Ohnesorge, Wilhelm
Karl Wilhelm Ohnesorge ( 8. Juni 1872 in Gräfenhainichen; 1. Februar 1962[1] in München) war ein deutscher Referent des Deutschen Heeres, Politiker, seit Mitte 1933 Staatssekretär der Deutschen Reichspost (DRP), ab dem 2. Februar 1937 Reichspostminister und seit 5. September 1938 NSKK-Obergruppenführer sowie Ehrenführer.[2]
Inhaltsverzeichnis
Leben
Ohnesorge verbrachte seine Schulzeit in Frankfurt/Main und trat nach dem Abitur 1890 als Eleve in das dortige Telegraphenamt ein. 1897 legte er nach dem Besuch der Post- und Telegraphenschule in Berlin die höhere Verwaltungsprüfung ab. Danach studierte er in Kiel und Berlin Mathematik und Physik. Seit 1900 war Ohnesorge in Berlin beim Telegraphen-Versuchsamt, dem Fernsprechamt und der Oberpostdirektion (OPD) angestellt.

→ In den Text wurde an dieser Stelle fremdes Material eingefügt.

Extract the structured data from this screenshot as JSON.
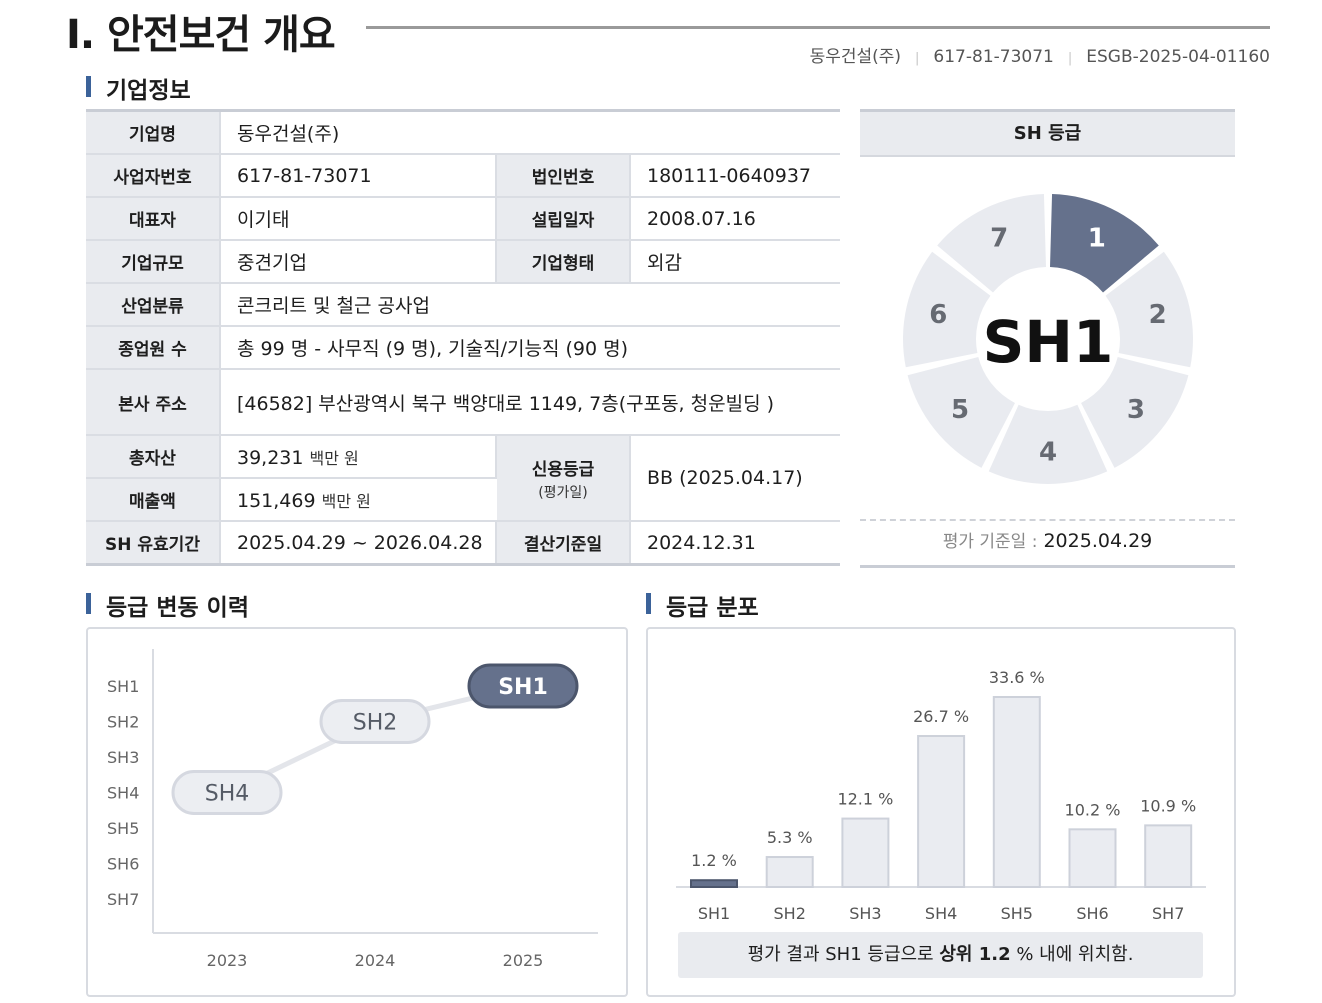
{
  "header": {
    "title": "Ⅰ. 안전보건 개요",
    "company": "동우건설(주)",
    "biz_no": "617-81-73071",
    "doc_id": "ESGB-2025-04-01160"
  },
  "sections": {
    "company_info": "기업정보",
    "grade_history": "등급 변동 이력",
    "grade_distribution": "등급 분포"
  },
  "info": {
    "company_name_label": "기업명",
    "company_name": "동우건설(주)",
    "biz_no_label": "사업자번호",
    "biz_no": "617-81-73071",
    "corp_no_label": "법인번호",
    "corp_no": "180111-0640937",
    "ceo_label": "대표자",
    "ceo": "이기태",
    "est_label": "설립일자",
    "est": "2008.07.16",
    "scale_label": "기업규모",
    "scale": "중견기업",
    "type_label": "기업형태",
    "type": "외감",
    "industry_label": "산업분류",
    "industry": "콘크리트 및 철근 공사업",
    "employees_label": "종업원 수",
    "employees": "총 99 명 -  사무직 (9 명), 기술직/기능직 (90 명)",
    "address_label": "본사 주소",
    "address": "[46582] 부산광역시 북구 백양대로 1149, 7층(구포동, 청운빌딩 )",
    "assets_label": "총자산",
    "assets": "39,231",
    "assets_unit": "백만 원",
    "sales_label": "매출액",
    "sales": "151,469",
    "sales_unit": "백만 원",
    "credit_label": "신용등급",
    "credit_sub": "(평가일)",
    "credit": "BB (2025.04.17)",
    "validity_label": "SH 유효기간",
    "validity": "2025.04.29 ~ 2026.04.28",
    "closing_label": "결산기준일",
    "closing": "2024.12.31"
  },
  "sh_card": {
    "title": "SH 등급",
    "grade": "SH1",
    "active_segment": 1,
    "segments": [
      "1",
      "2",
      "3",
      "4",
      "5",
      "6",
      "7"
    ],
    "date_label": "평가 기준일 :",
    "date": "2025.04.29",
    "active_color": "#65718c",
    "inactive_color": "#e9ebf0"
  },
  "history_chart": {
    "type": "line",
    "y_labels": [
      "SH1",
      "SH2",
      "SH3",
      "SH4",
      "SH5",
      "SH6",
      "SH7"
    ],
    "x_labels": [
      "2023",
      "2024",
      "2025"
    ],
    "points": [
      {
        "year": "2023",
        "grade": "SH4"
      },
      {
        "year": "2024",
        "grade": "SH2"
      },
      {
        "year": "2025",
        "grade": "SH1"
      }
    ]
  },
  "chart_data": {
    "type": "bar",
    "categories": [
      "SH1",
      "SH2",
      "SH3",
      "SH4",
      "SH5",
      "SH6",
      "SH7"
    ],
    "values": [
      1.2,
      5.3,
      12.1,
      26.7,
      33.6,
      10.2,
      10.9
    ],
    "value_labels": [
      "1.2 %",
      "5.3 %",
      "12.1 %",
      "26.7 %",
      "33.6 %",
      "10.2 %",
      "10.9 %"
    ],
    "highlight_index": 0,
    "ylim": [
      0,
      33.6
    ],
    "xlabel": "",
    "ylabel": ""
  },
  "note": {
    "prefix": "평가 결과 SH1 등급으로 ",
    "bold": "상위 1.2",
    "suffix": " % 내에 위치함."
  }
}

In den Jahren bis zum Ersten Weltkrieg trat er mit mehreren Erfindungen hervor, die Eingang in den Fernsprechbetrieb fanden.
Während des Ersten Weltkrieges diente er zunächst als Referent für das Nachrichtenwesen bei der Obersten Heeresleitung; ab 1915 leitete er die Telegraphendirektion des Großen Hauptquartiers. 1915 gelang dank der von ihm entwickelten „Ohnesorge-Vierdrahtschaltung“ erstmals die telefonische Verbindung zwischen der Westfront (Mézières) und dem osmanischen Konstantinopel.

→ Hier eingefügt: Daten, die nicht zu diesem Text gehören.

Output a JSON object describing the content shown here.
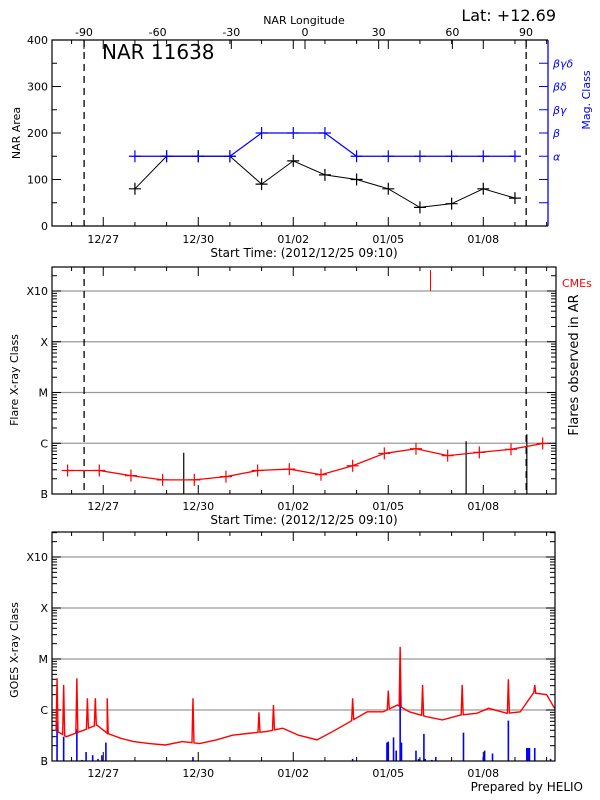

Von 1919 bis 1924 war Ohnesorge bei der Oberpostdirektion Dortmund tätig. Während der Ruhrkrise 1923 hielt er unter Mißachtung der alliierten Verbote die Fernsprechverbindungen mit dem unbesetzten Teil des Deutschen Reiches aufrecht. Als Anerkennung seiner Verdienste während des „Ruhrkampfes“ wurde er zum Abteilungspräsidenten bei der OPD Berlin ernannt. Seine Leistungen beim Umbau des Berliner Telefonnetzes von der noch vorherrschenden Handvermittlung auf Selbstwählbetrieb führten ihn schließlich am 1. September 1929 an die Spitze des Reichspostzentralamts, des Entwicklungszentrums der Deutschen Reichspost für Fernmeldetechnik in Berlin.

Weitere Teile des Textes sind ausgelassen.